Este innovador proyecto, financiado por el Banco Interamericano de Desarrollo (BID), permite producir gases de síntesis como hidrógeno verde y metano, además de compuestos de alto valor para la industria farmacéutica, cosmecéutica y nutracéutica.
Durante el taller “Valorizando el sargazo: un enfoque de biorrefinería sostenible”, la directora de Algaltek, Sonia Grimm, explicó que el modelo tecnológico extrajo exitosamente el arsénico inorgánico, evitando su liberación al medio ambiente. Por su parte, la doctora Eya Damergi detalló el uso de solventes ecológicos para obtener carotenoides, polifenoles y ácidos grasos.
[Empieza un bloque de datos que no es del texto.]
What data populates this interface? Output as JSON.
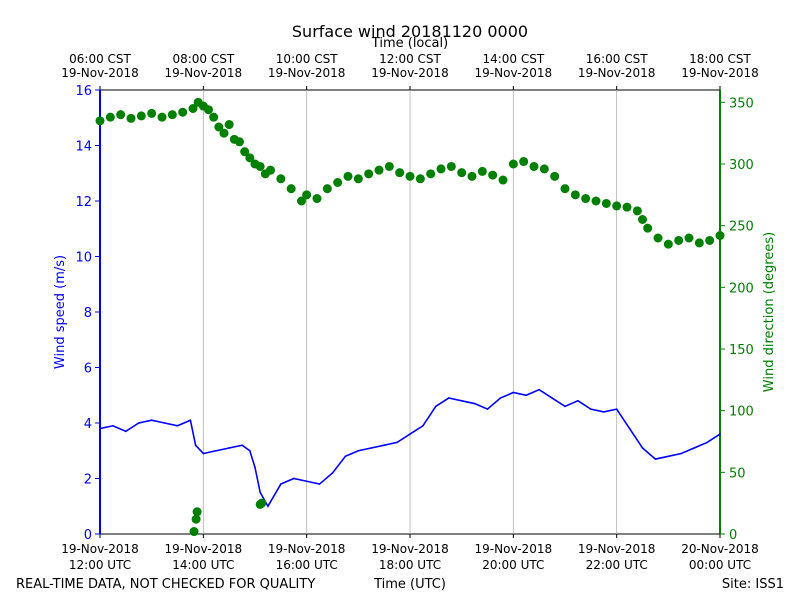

Gasificación y viabilidad económica
El proceso de gasificación hidrotermal, diseñado junto a los ingenieros Henar Portero y José Bautista de CADE Soluciones, destaca por operar en condiciones de alta presión y temperatura sin consumir agua externa, aprovechando el 88% de humedad propia del sargazo. El análisis económico estimó un costo de energía competitivo de 80 euros por megavatio-hora.

Para asegurar la rentabilidad durante todo el año, los investigadores propusieron un modelo multibiomasa que permite integrar residuos agrícolas de coco, café, arroz y caña de azúcar cuando la presencia de sargazo sea baja.
Escalabilidad e impacto institucional
El rector del INTEC, Arturo del Villar, resaltó que la institución busca garantizar la soberanía del conocimiento en el país mediante la capacitación de estudiantes y docentes en protocolos internacionales. El equipo científico ya planea la búsqueda de financiamiento para instalar una planta piloto industrial con capacidad de procesar 500 kilogramos por hora para el año 2028.
El proyecto es coordinado por el investigador Ulises Jáuregui-Haza, contando con la colaboración de expertos de redes científicas globales de Alemania, Canadá, México y Colombia, unificando esfuerzos ante la crisis climática y ambiental que representa el sargazo en el Caribe.